Do you recognize what is on that plate? If you do I bet you’re Scandinavian or have spent some time in a Scandinavian area! That is 1/2 of a lefse round. For the uninitiated, lefse is a potato-based flatbread. In Minnesota it was something we had during the holiday season. My family usually ate it with butter and sprinkle of white sugar.
There is a company close to my hometown, House of Jacobs, who makes phenomenal lefse. My grandparents were friends with the owners. Despite their owning all of the equipment I never recall witnessing them making lefse. And really, House of Jacobs is so good I don’t know why you’d bother if you lived in the area and could get it fresh. It is the perfect thickness and appropriately potato-y in flavor. The balance of white to brown spots is balanced for perfect flavor. A few times I’ve managed to bring some House of Jacobs lefse back from Minnesota.
Mostly I’ve settled for a brand I could find in the grocery stores here. Despite it also being made in Minnesota it was lackluster; though it was better than trying to trick myself with tortillas. This year? I didn’t find it — in any of the grocery stores. I looked into ordering from House of Jacobs, but even if I made a sizeable order (it freezes well) the shipping made it positively ridiculous.
There was a period where I thought Christmas was going to be especially bleak this year. As in home alone with the dogs. So, I was not having another Christmas without lefse!
Many years ago my grandparents sent me all of their lefse making equipment. It sat in storage in the basement. I was intimidated. I hadn’t ever really been taught how to make lefse. My attempts at pie dough had not been terribly successful. The thought of taking something that was mostly mashed potato and rolling it so thin you can see through and then transferring it to a griddle seemed a task on par with scaling a tall mountain. Not impossible, but something to see guidance on and maybe even train for.
Try as we might, getting everything washed up and all the ingredients on hand all at the same time proved too complicated for the pre-Christmas shuffle. Not to mention rustling up the energy. But, a little late is better than not at all.
So, on Sunday – Epiphany and the 12th night of Christmas, Drew and I set out to tackle lefse. We did a tad of training by strolling the web for recipes and insight. The best was a YouTube video. It was both informative and entertaining. We never thought about how many times one might utter the “oh” syllable when talking about making potato-based lefse :-)
It was sooo much easier than I ever dreamt. Not even half as difficult as I feared.
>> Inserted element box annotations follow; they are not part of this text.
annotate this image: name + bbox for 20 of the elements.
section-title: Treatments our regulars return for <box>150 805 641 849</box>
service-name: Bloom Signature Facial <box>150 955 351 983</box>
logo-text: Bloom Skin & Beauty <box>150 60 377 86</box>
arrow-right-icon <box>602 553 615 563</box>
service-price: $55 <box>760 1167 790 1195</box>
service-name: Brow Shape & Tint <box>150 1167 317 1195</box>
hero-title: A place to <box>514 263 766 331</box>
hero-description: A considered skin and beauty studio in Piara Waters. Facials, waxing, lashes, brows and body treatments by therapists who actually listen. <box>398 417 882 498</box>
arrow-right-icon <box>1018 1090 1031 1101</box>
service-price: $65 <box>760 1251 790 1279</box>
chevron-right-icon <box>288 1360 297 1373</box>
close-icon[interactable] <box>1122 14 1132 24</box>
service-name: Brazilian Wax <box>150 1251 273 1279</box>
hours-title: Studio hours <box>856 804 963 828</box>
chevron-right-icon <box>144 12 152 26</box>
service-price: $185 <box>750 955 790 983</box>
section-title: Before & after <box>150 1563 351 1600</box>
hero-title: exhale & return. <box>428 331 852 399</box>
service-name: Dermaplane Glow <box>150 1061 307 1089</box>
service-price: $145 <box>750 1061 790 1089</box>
You just make sure your pastry board and rolling pin covers are really saturated with flour and with the magic lefse turning sticks you are golden! Seriously! A batch of 9 (because I can’t divide dough evenly and we were tad afraid of making large rounds) took us only about 40 minutes. That was with us not really knowing what we were doing. A batch that size would probably take us a tad less next time.
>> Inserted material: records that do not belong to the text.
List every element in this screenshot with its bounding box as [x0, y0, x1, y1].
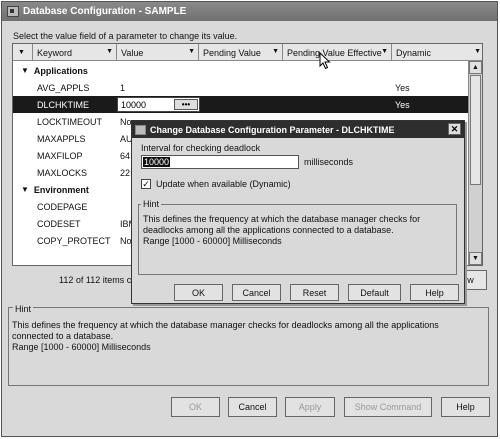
unit-label: milliseconds	[304, 157, 354, 167]
dialog-hint-range: Range [1000 - 60000] Milliseconds	[143, 236, 282, 246]
chevron-down-icon: ▼	[18, 49, 25, 56]
table-row[interactable]: AVG_APPLS 1 Yes	[13, 79, 468, 96]
dialog-hint-description: This defines the frequency at which the …	[143, 214, 421, 235]
dialog-title: Change Database Configuration Parameter …	[150, 124, 395, 135]
update-dynamic-checkbox[interactable]: ✓	[141, 179, 151, 189]
column-label: Pending Value Effective	[287, 47, 382, 58]
group-row-applications[interactable]: ▼ Applications	[13, 62, 468, 79]
column-header-pending-effective[interactable]: Pending Value Effective ▼	[283, 44, 392, 61]
item-count: 112 of 112 items c	[59, 275, 132, 285]
close-icon[interactable]: ✕	[448, 123, 461, 135]
scroll-thumb[interactable]	[470, 75, 481, 185]
value-edit-field[interactable]: 10000 •••	[117, 97, 200, 112]
column-header-value[interactable]: Value ▼	[117, 44, 199, 61]
update-dynamic-label[interactable]: Update when available (Dynamic)	[156, 179, 291, 189]
collapse-triangle-icon[interactable]: ▼	[21, 66, 29, 75]
show-command-button[interactable]: Show Command	[344, 397, 432, 417]
column-label: Dynamic	[396, 47, 432, 58]
keyword-cell: COPY_PROTECT	[37, 235, 111, 246]
column-menu-button[interactable]: ▼	[13, 44, 33, 61]
window-title: Database Configuration - SAMPLE	[23, 6, 187, 17]
column-header-dynamic[interactable]: Dynamic ▼	[392, 44, 484, 61]
value-cell[interactable]: 64	[120, 147, 130, 164]
value-cell[interactable]: No	[120, 232, 132, 249]
column-label: Value	[121, 47, 144, 58]
value-cell[interactable]: 22	[120, 164, 130, 181]
help-button[interactable]: Help	[441, 397, 490, 417]
keyword-cell: AVG_APPLS	[37, 82, 90, 93]
interval-input[interactable]: 10000	[141, 155, 299, 169]
keyword-cell: MAXAPPLS	[37, 133, 86, 144]
mouse-pointer-icon	[319, 52, 331, 70]
change-parameter-dialog: Change Database Configuration Parameter …	[131, 120, 465, 304]
dialog-hint-text: This defines the frequency at which the …	[143, 214, 448, 247]
column-label: Pending Value	[203, 47, 261, 58]
sort-icon: ▼	[106, 48, 113, 55]
dialog-cancel-button[interactable]: Cancel	[232, 284, 281, 301]
value-cell[interactable]: 1	[120, 79, 125, 96]
app-icon	[7, 6, 19, 17]
scroll-up-arrow-icon[interactable]: ▲	[469, 61, 482, 74]
keyword-cell: MAXFILOP	[37, 150, 83, 161]
dialog-app-icon	[135, 124, 146, 135]
keyword-cell: CODEPAGE	[37, 201, 88, 212]
sort-icon: ▼	[272, 48, 279, 55]
dialog-hint-legend: Hint	[141, 199, 162, 209]
group-label: Applications	[33, 65, 88, 76]
keyword-cell: MAXLOCKS	[37, 167, 88, 178]
value-edit-text: 10000	[121, 99, 147, 110]
dialog-default-button[interactable]: Default	[348, 284, 401, 301]
dialog-help-button[interactable]: Help	[410, 284, 459, 301]
table-row-selected[interactable]: DLCHKTIME 10000 ••• Yes	[13, 96, 468, 113]
collapse-triangle-icon[interactable]: ▼	[21, 185, 29, 194]
hint-legend: Hint	[13, 304, 34, 314]
interval-label: Interval for checking deadlock	[141, 143, 261, 153]
table-header: ▼ Keyword ▼ Value ▼ Pending Value ▼ Pending…	[13, 44, 482, 61]
sort-icon: ▼	[188, 48, 195, 55]
group-label: Environment	[33, 184, 89, 195]
dialog-reset-button[interactable]: Reset	[290, 284, 339, 301]
dialog-ok-button[interactable]: OK	[174, 284, 223, 301]
scroll-down-arrow-icon[interactable]: ▼	[469, 252, 482, 265]
dynamic-cell: Yes	[395, 82, 410, 93]
column-label: Keyword	[37, 47, 73, 58]
cancel-button[interactable]: Cancel	[228, 397, 277, 417]
window-titlebar[interactable]: Database Configuration - SAMPLE	[2, 2, 497, 21]
dialog-titlebar[interactable]: Change Database Configuration Parameter …	[132, 121, 464, 138]
hint-description: This defines the frequency at which the …	[12, 320, 439, 341]
interval-input-value: 10000	[143, 157, 171, 167]
apply-button[interactable]: Apply	[285, 397, 335, 417]
keyword-cell: LOCKTIMEOUT	[37, 116, 103, 127]
ok-button[interactable]: OK	[171, 397, 220, 417]
value-cell[interactable]: No	[120, 113, 132, 130]
ellipsis-button[interactable]: •••	[174, 99, 198, 110]
sort-icon: ▼	[474, 48, 481, 55]
column-header-pending-value[interactable]: Pending Value ▼	[199, 44, 283, 61]
hint-text: This defines the frequency at which the …	[12, 320, 482, 353]
vertical-scrollbar[interactable]: ▲ ▼	[468, 61, 482, 265]
sort-icon: ▼	[381, 48, 388, 55]
hint-range: Range [1000 - 60000] Milliseconds	[12, 342, 151, 352]
dynamic-cell: Yes	[395, 99, 410, 110]
column-header-keyword[interactable]: Keyword ▼	[33, 44, 117, 61]
instruction-text: Select the value field of a parameter to…	[13, 31, 238, 41]
keyword-cell: DLCHKTIME	[37, 99, 90, 110]
keyword-cell: CODESET	[37, 218, 81, 229]
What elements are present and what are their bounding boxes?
The first two rounds that I rolled out were too thin and got kind of dry on the edges. But once Drew took over the rolling and myself the cooking, the results were awesome. I tried my hand again at the rolling out for the last few they were pretty good too.
I used the recipe from the Kitchn as it seemed the closest to what I remember my grandmother giving me with the equipment (but couldn’t find). It is based on real mashed potatoes, not the instant variety. We pretty much followed it to the T, though I did put the drained potatoes back into the hot pot to dry out a bit more as that was a tip I read elsewhere. Then we followed the directions of the women in the YouTube video in terms of rolling and cooking them.
I’m over the moon with the results. Definitely as good as House of Jacobs! And much better than what I was buying here in past years. My only regret? Waiting so gosh darn long to give it a go!
I shared a good portion of this batch with the knitting gals on Monday night. There will be more batches to come yet this winter. I’m also pretty certain a bit of this equipment will get dusted off for other kitchen tasks besides lefse - thin crust pizza, pie dough etc. And, perhaps we’ll tackle some other types of flatbread too! I even have some ideas for playing around with the lefse recipe a bit. So, my first learned skill in 2013 is a rousing success!